In reality, I drink three or four cups a day, so one hundred teabags is about a month’s supply—still, when you see it all in one box, it’s a lot of tea. Also, I have several other teas I drink for variety, so it should last a little more than a month. I hope so—this stuff ain’t cheap. I should do a cost analysis—it’s bound to be cheaper than coffee—anything’s cheaper than coffee—isn’t it?

Our kitchen isn’t what you’d call spacious, so I didn’t want to add a crate of teabags. I tried stuffing handfuls of Yukon Gold teabags into the emptied spaces of my existing teabag boxes and into the case that’s already there to hold my loose-tea tins and empty teabags and such. But Yukon Gold went for the deluxe foil packet for each bag—it’s about twice the size of the Lipton and Twining packets, so I had to jam them into the boxes to close the lids. I still had an armful left, so I put them in a Baggie and threw that into the cupboard. Our kitchen is virtually bursting with teabags—but I’ll work through them all too soon. Next time I’ll buy four boxes of twenty, or something.

Tea is trickier than coffee. With coffee, I make a big pot and just keep nuking each mugful after the pot goes cold—very low maintenance caffeinating. Tea is more delicate, so I don’t like to make a big pot—I don’t want to nuke old tea. It just won’t do—so I end up making tea by the mug, a separate procedure for every cup of tea. It’s distracting—especially compared to my old coffee days. But boy, howdy, how a cup of coffee perks me up now that I’m used to tea—wow! That’s an added benefit. It’s like aspirin—if you take aspirin a lot, it doesn’t do much, but if you haven’t had any for a long time, you can’t believe how effective it is. All good drugs have the same tripwire—they’re only good in moderation, but the better they are the more you are tempted to be immoderate. ‘Twas ever thus, as my dad used to say.

Earlier today, when I uploaded “Xper Dunn plays Piano – May 7th, 2015 / Improv – My Neighbor’s Garden” to YouTube I felt I had to add:

NOTE: These pictures are a combination of the flowers in my neighbors’ yard and in mine. The beautifully tended quince and wild bleeding hearts are my neighbors’—all of the messy stuff is from our place.
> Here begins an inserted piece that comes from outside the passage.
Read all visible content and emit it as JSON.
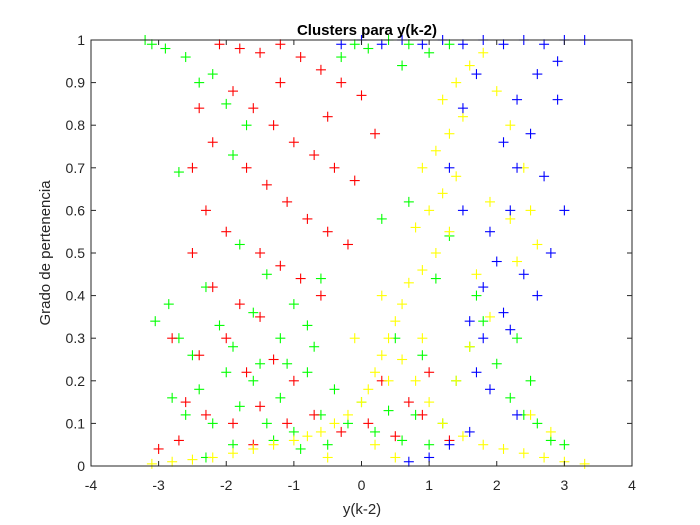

It had occurred to me that no one else on the block would want to think pictures of our place were theirs. I don’t garden—in the traditional sense. It’s more like spectating. But everyone else is far more adult and competent about their yards—and it shows. They’re really beautiful—especially next door’s yard. Well, the other-side next door is a landscape contractor, so his yard is pretty spectacular too—but they have a fence to keep the deer away from their tulips—and to keep their cute little dog from wandering off. We can see it out our windows, but that would feel more like spying than photography. Besides, that’s why I go outside—it’s hard to take a good picture out a window—I’ve tried.

So the improv went pretty well today. There were a couple of walk-throughs—not that I’m complaining—that’s life when your living room is your recording studio. It does interrupt the thread—I just start in again in a different key but, generally, the less distraction the better with these things. On the other hand, it’s very convenient to have an excuse for failing to achieve greatness. (I gonna get there! I just know it!) Oh well, maybe greatness isn’t my thing.